Quizás deberían instaurar un premio Nobel de medicina a las especies
animales que han contribuido con su sacrificio a acrecentar el conocimiento y
saber humanos. La primera concesión por la que me inclino sería la mosca del
vinagre o mosca de la fruta o Droshophila Melanogaster.
En
tiempos del biólogo T.H. Morgan de la Universidad de Columbia, a principios del siglo
XX, los cruzamientos de una mutante de ojos blancos con las de ojos rojos y el
examen de los resultados en las dos generaciones sucesivas (incluyendo el cruce
de la de ojos blancos con sus nietos), determinó la localización del gen
responsable del color de los ojos, situándolo en el cromosoma sexual X, de los
cuatro pares que posee. Confirmó a su vez la hipótesis de Walter Sutton sobre
que los genes estaban localizados en los cromosomas.
Años después un colaborador de T.H. Morgan, el biólogo H.J. Muller,
aceleró con Rayos X la tasa de mutaciones en la Drosophila , variando
otros caracteres como el tamaño de las alas, de las antenas, de las patas, y
observando cómo se trasmitían en sucesivos cruzamientos.
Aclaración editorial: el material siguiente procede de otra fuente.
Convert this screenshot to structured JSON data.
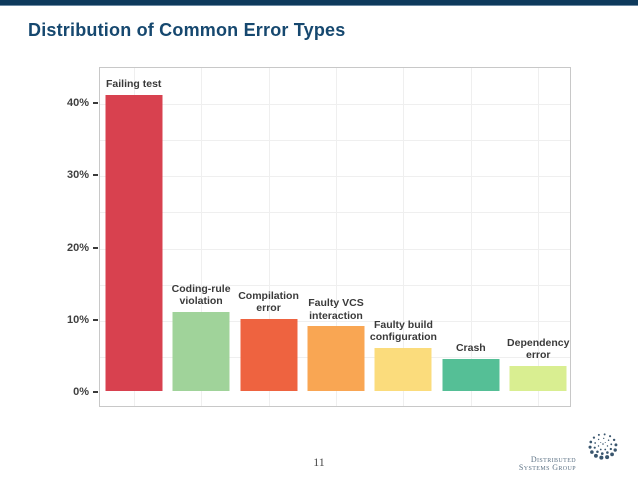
{
  "slide": {
    "title": "Distribution of Common Error Types",
    "page_number": "11",
    "footer_logo_text": "Distributed Systems Group"
  },
  "colors": {
    "top_bar": "#0e3a5c",
    "title_text": "#16486f",
    "axis_text": "#404040",
    "bar_label_text": "#3a3a3a",
    "gridline": "#efefef",
    "plot_border": "#c8c8c8",
    "page_number_text": "#4a4a4a",
    "logo_text": "#5d7285",
    "logo_dots": "#3a566e"
  },
  "chart_data": {
    "type": "bar",
    "title": "",
    "xlabel": "",
    "ylabel": "",
    "categories": [
      "Failing test",
      "Coding-rule violation",
      "Compilation error",
      "Faulty VCS interaction",
      "Faulty build configuration",
      "Crash",
      "Dependency error"
    ],
    "values": [
      41,
      11,
      10,
      9,
      6,
      4.5,
      3.5
    ],
    "value_unit": "percent",
    "bar_colors": [
      "#d8414f",
      "#a0d39a",
      "#ee6340",
      "#f9a653",
      "#fbdc7c",
      "#55bf96",
      "#d9ee91"
    ],
    "y_tick_labels": [
      "0%",
      "10%",
      "20%",
      "30%",
      "40%"
    ],
    "y_tick_values": [
      0,
      10,
      20,
      30,
      40
    ],
    "ylim": [
      0,
      45
    ],
    "grid": true,
    "minor_grid_step": 5,
    "legend": "none",
    "bar_label_position": "above-bar"
  }
}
La conclusión fue el
establecimiento de grupos de ligamento, es decir, grupos de genes que tienden a
estar unidos al encontrarse en el mismo cromosoma. También estos experimentos
derivaron en el concepto de recombinación, es decir, del intercambio de
fragmentos de cromosomas homólogos durante el emparejamiento en el trascurso de
la división celular. Y A.H. Sturtevant, comparando porcentajes de las
recombinaciones, obtuvo la distancia entre sí de los distintos genes,
elaborando los primeros mapas de cromosomas.
La mosca del vinagre no ha interrumpido su sacrificada contribución al
saber humano (vive escasamente dos semanas, hablamos pues de más de dos mil
generaciones desde aquellos primeros años), en particular en el estudio de
enfermedades neurodegenerativas como el Parkinson, el síndrome de Huntington,
ataxia espinocerebelosa, Alzheimer, distrofia miotónica…, lo cual lo ha
propiciado el que el 75 % de nuestro genoma vinculado a dichas enfermedades
tenga su homólogo en el genoma de la Drosophila.
La contribución más reciente sigue la línea de la publicación en el año
2006 en la revista Nature de un artículo a cargo del profesor de Neurobiología
y Fisiología de la
Universidad del Noroeste, en Evanston (Illinois, USA), Ravi
Allada, en donde demostraba las similitudes de las dos especies con respecto al
sueño. Ambas lo usamos para consolidar lo aprendido durante el día, para guardarlo
en la memoria. La región cerebral encargada del control del sueño está
íntimamente ligada en ambos casos con la del aprendizaje y la memorización.
Además hay en común que si su descanso nocturno no llega a las diez
horas, necesita reponerlo durmiendo más. Y si por cualquier causa el sueño es
interrumpido abruptamente, debido entonces a la alteración imprevista de la
actividad eléctrica de baja frecuencia en que se mantiene el cerebro durante
dicho lapso, parecen como atontadas. Al igual que los humanos, que como nos
corten el sueño nos despertamos aturdidos y de muy mala leche.